The vanishing act sucked.

For him, sure, but also for his brothers-in-arms.

An aggressive group, his packmates enjoyed a good fight as much as he did. The whole thing was bizarre. Grizgunn’s refusal to allow his pack to engage turned a simple mission into a difficult one. Had Rannock been able to find the idiots, the bastards would already be gone. Crushed beneath his paws. Ripped to shreds by his claws. Nothing but dragon ash dusted over inhospitable mountaintops. Instead, he suffered through boring nights with no one to fight while struggling to understand the enemy’s end game.

Gaze on the valley below, Rannock tilted his head and refined the search parameters. The tips of his horns tingled as his sonar pinged, dragging a net across the sky. The signal whiplashed. Information came back like a boomerang.

He bared his tri-pointed fangs.

Six Danes flew around the periphery. Two full fighting triangles watched him from afar, skimming over the end of a far-flung mountain spire. Less than three miles away. Close enough for him to detect, too far away for him to do much about it. The second he moved into a more aggressive position, the rogues would bug out and deny him the fight he craved.

Why?

No bloody clue.

The moment the Danes flew into his territory, the odd games began. The weird tactics threatened his control. After weeks of nothing, he felt the pressure building inside his head. The headache throbbed behind his left eye, annoying him as he continued to provoke the males lighting up his radar. His disrespectful stance should’ve provoked a response. Made the least patient warrior in their group say screw the rules and attack, but…

Nothing.

No progress on the arsehole infestation front.

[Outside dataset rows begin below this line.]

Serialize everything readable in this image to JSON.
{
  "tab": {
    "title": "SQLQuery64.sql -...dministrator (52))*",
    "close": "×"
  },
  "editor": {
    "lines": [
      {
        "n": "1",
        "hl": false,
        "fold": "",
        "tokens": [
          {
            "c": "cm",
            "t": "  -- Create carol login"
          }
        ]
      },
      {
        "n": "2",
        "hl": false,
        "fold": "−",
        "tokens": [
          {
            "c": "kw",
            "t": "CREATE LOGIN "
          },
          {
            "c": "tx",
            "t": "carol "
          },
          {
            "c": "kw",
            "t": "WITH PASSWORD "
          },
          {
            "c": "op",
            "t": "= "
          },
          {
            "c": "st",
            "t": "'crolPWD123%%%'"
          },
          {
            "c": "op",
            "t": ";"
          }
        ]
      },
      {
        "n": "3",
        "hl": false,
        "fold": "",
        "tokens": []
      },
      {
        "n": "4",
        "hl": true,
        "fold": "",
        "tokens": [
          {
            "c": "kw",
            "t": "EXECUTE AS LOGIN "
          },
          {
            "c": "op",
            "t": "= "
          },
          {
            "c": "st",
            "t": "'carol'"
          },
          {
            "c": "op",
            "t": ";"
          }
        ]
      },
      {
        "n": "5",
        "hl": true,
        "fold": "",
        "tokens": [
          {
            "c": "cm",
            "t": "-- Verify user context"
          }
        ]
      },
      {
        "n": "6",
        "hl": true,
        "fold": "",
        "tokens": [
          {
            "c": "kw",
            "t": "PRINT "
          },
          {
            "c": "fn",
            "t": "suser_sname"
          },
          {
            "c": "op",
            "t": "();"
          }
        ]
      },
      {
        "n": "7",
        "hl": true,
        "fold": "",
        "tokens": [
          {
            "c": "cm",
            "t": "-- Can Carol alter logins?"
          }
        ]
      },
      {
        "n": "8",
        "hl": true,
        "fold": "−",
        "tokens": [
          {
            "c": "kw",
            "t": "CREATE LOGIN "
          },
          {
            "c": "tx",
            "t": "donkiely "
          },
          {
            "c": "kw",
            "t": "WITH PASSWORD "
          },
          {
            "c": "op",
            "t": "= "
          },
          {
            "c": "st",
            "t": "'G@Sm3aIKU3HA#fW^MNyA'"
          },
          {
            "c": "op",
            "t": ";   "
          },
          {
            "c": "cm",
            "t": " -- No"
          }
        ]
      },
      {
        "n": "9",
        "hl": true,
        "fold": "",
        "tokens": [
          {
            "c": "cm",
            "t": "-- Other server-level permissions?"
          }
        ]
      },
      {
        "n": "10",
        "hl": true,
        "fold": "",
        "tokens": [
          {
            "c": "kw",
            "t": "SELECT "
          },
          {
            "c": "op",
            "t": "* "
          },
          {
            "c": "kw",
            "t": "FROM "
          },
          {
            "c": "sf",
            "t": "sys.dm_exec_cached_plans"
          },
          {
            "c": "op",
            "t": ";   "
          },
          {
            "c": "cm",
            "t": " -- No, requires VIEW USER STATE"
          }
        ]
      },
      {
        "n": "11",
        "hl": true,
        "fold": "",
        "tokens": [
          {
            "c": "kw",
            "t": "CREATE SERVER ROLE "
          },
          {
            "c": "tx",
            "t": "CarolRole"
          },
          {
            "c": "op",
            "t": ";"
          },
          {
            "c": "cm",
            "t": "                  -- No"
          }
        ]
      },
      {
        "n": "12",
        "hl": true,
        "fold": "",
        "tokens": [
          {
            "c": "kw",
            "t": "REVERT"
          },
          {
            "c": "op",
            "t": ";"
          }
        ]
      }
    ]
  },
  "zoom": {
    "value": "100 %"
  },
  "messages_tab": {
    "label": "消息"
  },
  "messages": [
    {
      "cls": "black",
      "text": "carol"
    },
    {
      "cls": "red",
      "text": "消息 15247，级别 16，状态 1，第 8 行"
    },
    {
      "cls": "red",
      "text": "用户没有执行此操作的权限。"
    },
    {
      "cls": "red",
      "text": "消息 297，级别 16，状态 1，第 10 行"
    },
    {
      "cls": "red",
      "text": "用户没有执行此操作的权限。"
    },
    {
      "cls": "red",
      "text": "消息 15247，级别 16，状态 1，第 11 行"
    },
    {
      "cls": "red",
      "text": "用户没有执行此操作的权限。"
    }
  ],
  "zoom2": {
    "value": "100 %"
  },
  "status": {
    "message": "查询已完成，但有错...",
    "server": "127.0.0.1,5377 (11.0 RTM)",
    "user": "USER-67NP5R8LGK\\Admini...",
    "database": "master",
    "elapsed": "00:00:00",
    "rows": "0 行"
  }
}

“Bloody hell,” he growled, as the ache behind his eye intensified.

It really shouldn’t be this difficult.

Too bad Grizgunn (commander of the Danish pack) didn’t care what he thought. The bastard never fell into Rannock’s traps. He kept his warriors on a tight leash. “Hunt and peck” seemed to be the plan du jour. Fly in, attack villages under the Scottish pack’s protection, then disappear into mist.

Dishonorable conduct at its brashest. Evasion at its deadliest.

Why the bastards bothered to hurt humans was anyone’s guess. It wasn’t normal. Was, in point of fact, counterproductive.

Rannock frowned. Most Dragonkind avoided humans. Not an ironclad rule. More of a suggestion. One that ensured the survival of their species.